Malware and volatile memory forensics expert, Aaron Walters, Volatile Systems, noted that “the individuals building and maintaining botnet software are real professionals building sophisticated software for a criminal industry.” Walters went on to explain that some bot herders had been attacking virtual hosting service providers to Trojan hundreds of Web sites to further expand their bot networks. Walters made it clear that while most bot herders are simply users of publically available botnet “kits,” there is a small core of software developers actively building new and more sophisticated botnets.

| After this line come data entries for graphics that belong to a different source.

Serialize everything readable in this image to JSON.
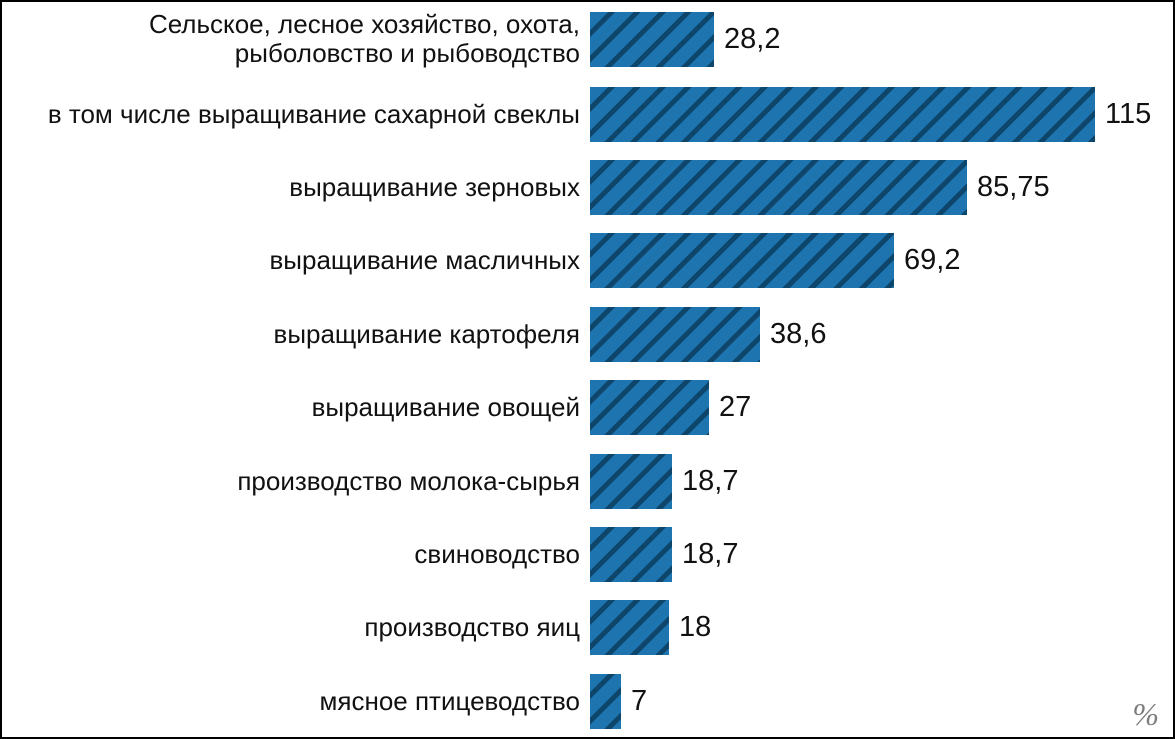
{
  "chart_data": {
    "type": "bar",
    "orientation": "horizontal",
    "title": "",
    "unit_label": "%",
    "xlim": [
      0,
      115
    ],
    "grid": "off",
    "legend": "none",
    "bar_color": "#1d74ae",
    "hatch_color": "#0e456b",
    "categories": [
      "Сельское, лесное хозяйство, охота, рыболовство и рыбоводство",
      "в том числе выращивание сахарной свеклы",
      "выращивание зерновых",
      "выращивание масличных",
      "выращивание картофеля",
      "выращивание овощей",
      "производство молока-сырья",
      "свиноводство",
      "производство яиц",
      "мясное птицеводство"
    ],
    "values": [
      28.2,
      115,
      85.75,
      69.2,
      38.6,
      27,
      18.7,
      18.7,
      18,
      7
    ],
    "value_labels": [
      "28,2",
      "115",
      "85,75",
      "69,2",
      "38,6",
      "27",
      "18,7",
      "18,7",
      "18",
      "7"
    ]
  }
}
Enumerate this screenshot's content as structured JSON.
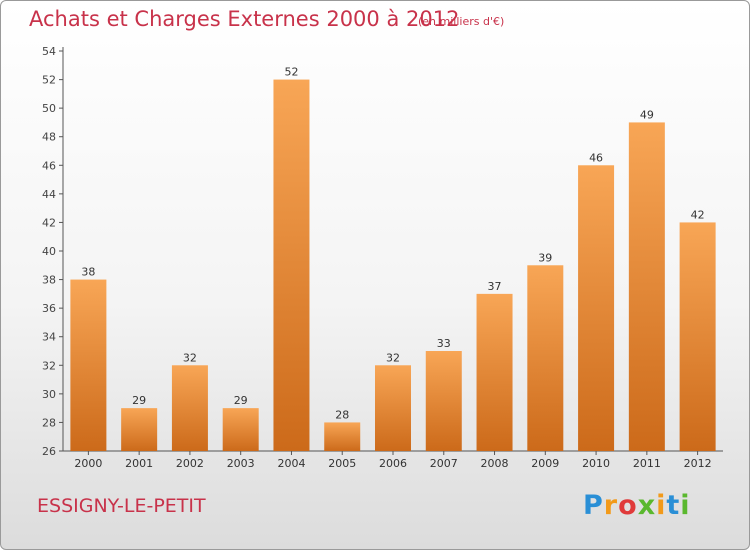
{
  "title": "Achats et Charges Externes 2000 à 2012",
  "subtitle": "(en milliers d'€)",
  "commune": "ESSIGNY-LE-PETIT",
  "brand": {
    "letters": [
      "P",
      "r",
      "o",
      "x",
      "i",
      "t",
      "i"
    ],
    "colors": [
      "#2a8fd6",
      "#f29a1a",
      "#e03a3a",
      "#5ab82e",
      "#f29a1a",
      "#2a8fd6",
      "#5ab82e"
    ]
  },
  "colors": {
    "accent": "#c8324a",
    "bar_top": "#f8a656",
    "bar_bottom": "#cc6a1a"
  },
  "chart_data": {
    "type": "bar",
    "categories": [
      "2000",
      "2001",
      "2002",
      "2003",
      "2004",
      "2005",
      "2006",
      "2007",
      "2008",
      "2009",
      "2010",
      "2011",
      "2012"
    ],
    "values": [
      38,
      29,
      32,
      29,
      52,
      28,
      32,
      33,
      37,
      39,
      46,
      49,
      42
    ],
    "ylim": [
      26,
      54
    ],
    "yticks": [
      26,
      28,
      30,
      32,
      34,
      36,
      38,
      40,
      42,
      44,
      46,
      48,
      50,
      52,
      54
    ],
    "grid": false,
    "data_labels": true
  }
}
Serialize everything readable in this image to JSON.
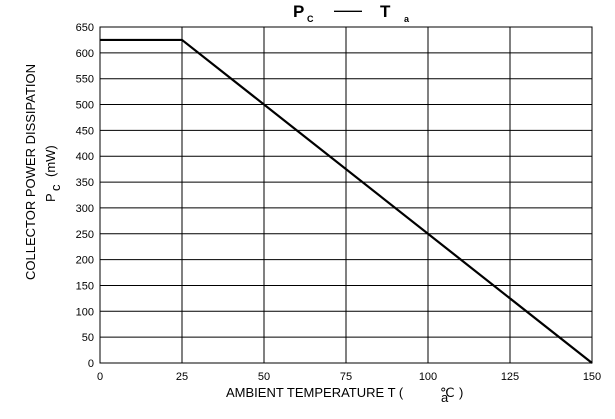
{
  "chart_data": {
    "type": "line",
    "title": {
      "symbol_main": "P",
      "symbol_sub": "C",
      "separator": "——",
      "variable_main": "T",
      "variable_sub": "a"
    },
    "xlabel": {
      "text": "AMBIENT TEMPERATURE T (",
      "unit_prefix": "℃",
      "unit_sub": "a",
      "close": ")"
    },
    "ylabel": {
      "text": "COLLECTOR POWER DISSIPATION",
      "symbol": "P",
      "symbol_sub": "c",
      "unit": "(mW)"
    },
    "xlim": [
      0,
      150
    ],
    "ylim": [
      0,
      650
    ],
    "x_ticks": [
      0,
      25,
      50,
      75,
      100,
      125,
      150
    ],
    "y_ticks": [
      0,
      50,
      100,
      150,
      200,
      250,
      300,
      350,
      400,
      450,
      500,
      550,
      600,
      650
    ],
    "grid": true,
    "series": [
      {
        "x": [
          0,
          25,
          150
        ],
        "y": [
          625,
          625,
          0
        ]
      }
    ]
  }
}
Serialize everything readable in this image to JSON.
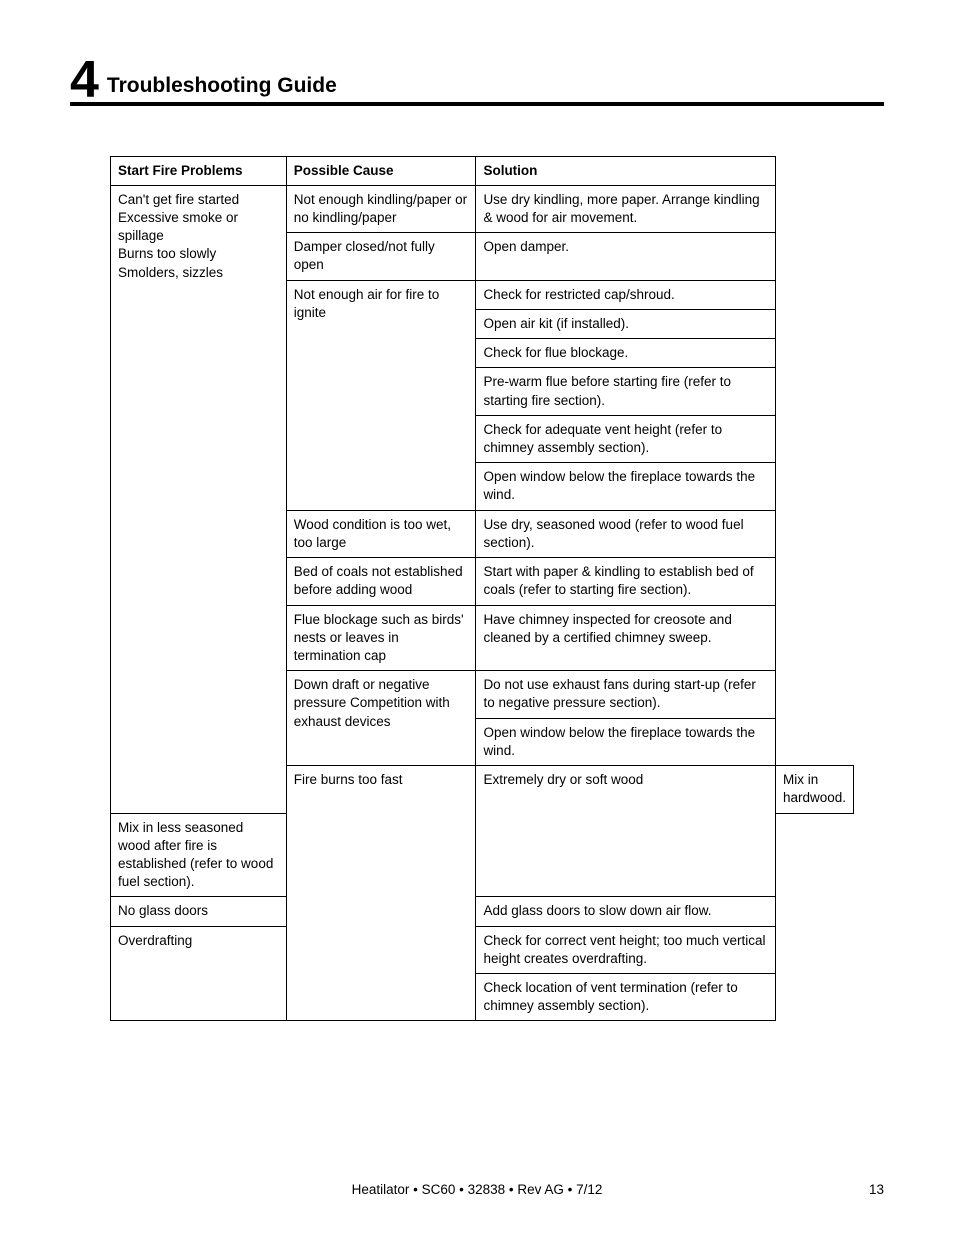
{
  "section": {
    "number": "4",
    "title": "Troubleshooting Guide"
  },
  "table": {
    "headers": {
      "problem": "Start Fire Problems",
      "cause": "Possible Cause",
      "solution": "Solution"
    },
    "groups": [
      {
        "problem": "Can't get fire started\nExcessive smoke or spillage\nBurns too slowly\nSmolders, sizzles",
        "causes": [
          {
            "cause": "Not enough kindling/paper or no kindling/paper",
            "solutions": [
              "Use dry kindling, more paper. Arrange kindling & wood for air movement."
            ]
          },
          {
            "cause": "Damper closed/not fully open",
            "solutions": [
              "Open damper."
            ]
          },
          {
            "cause": "Not enough air for fire to ignite",
            "solutions": [
              "Check for restricted cap/shroud.",
              "Open air kit (if installed).",
              "Check for flue blockage.",
              "Pre-warm flue before starting fire (refer to starting fire section).",
              "Check for adequate vent height (refer to chimney assembly section).",
              "Open window below the fireplace towards the wind."
            ]
          },
          {
            "cause": "Wood condition is too wet, too large",
            "solutions": [
              "Use dry, seasoned wood (refer to wood fuel section)."
            ]
          },
          {
            "cause": "Bed of coals not established before adding wood",
            "solutions": [
              "Start with paper & kindling to establish bed of coals (refer to starting fire section)."
            ]
          },
          {
            "cause": "Flue blockage such as birds' nests or leaves in termination cap",
            "solutions": [
              "Have chimney inspected for creosote and cleaned by a certified chimney sweep."
            ]
          },
          {
            "cause": "Down draft or negative pressure Competition with exhaust devices",
            "solutions": [
              "Do not use exhaust fans during start-up (refer to negative pressure section).",
              "Open window below the fireplace towards the wind."
            ]
          }
        ]
      },
      {
        "problem": "Fire burns too fast",
        "causes": [
          {
            "cause": "Extremely dry or soft wood",
            "solutions": [
              "Mix in hardwood.",
              "Mix in less seasoned wood after fire is established (refer to wood fuel section)."
            ]
          },
          {
            "cause": "No glass doors",
            "solutions": [
              "Add glass doors to slow down air flow."
            ]
          },
          {
            "cause": "Overdrafting",
            "solutions": [
              "Check for correct vent height; too much vertical height creates overdrafting.",
              "Check location of vent termination (refer to chimney assembly section)."
            ]
          }
        ]
      }
    ]
  },
  "footer": {
    "text": "Heatilator • SC60 • 32838 • Rev AG • 7/12",
    "page": "13"
  }
}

When Higbee and Walters were asked what the average user could do to protect themselves from phishing and botnet threats they came up with this short list of recommendations:

• make sure that you receive Microsoft Update patches; Higbee noted that Microsoft sends out regular botnet security updates as part of its “Malicious Software Removal Tool”;

• keep your antivirus product of choice current;

• be suspicious of forwarded e-mails;

• note that several, reputable antivirus vendors provide free online scanning of your computer; and

• be wary of Web site popups asking for user information, credit card or other financial information.

Brian Dykstra is a senior partner at Jones Dykstra & Associates, a Maryland-based consulting firm. Jones Dykstra & Associates specializes in e-discovery, computer forensics, expert witness testimony and computer intrusion response services.


FN1 McCall, T., 2007, “Gartner Survey Shows Phishing Attacks Escalated in 2007; More than $3 Billion Lost to These Attacks.”

FN2 APWG, 2008, “Phishing Activities Trends Report Q1/2008.”

FN3 Larkin, E., 2007, “Storm Worm’s virulence may change tactics.”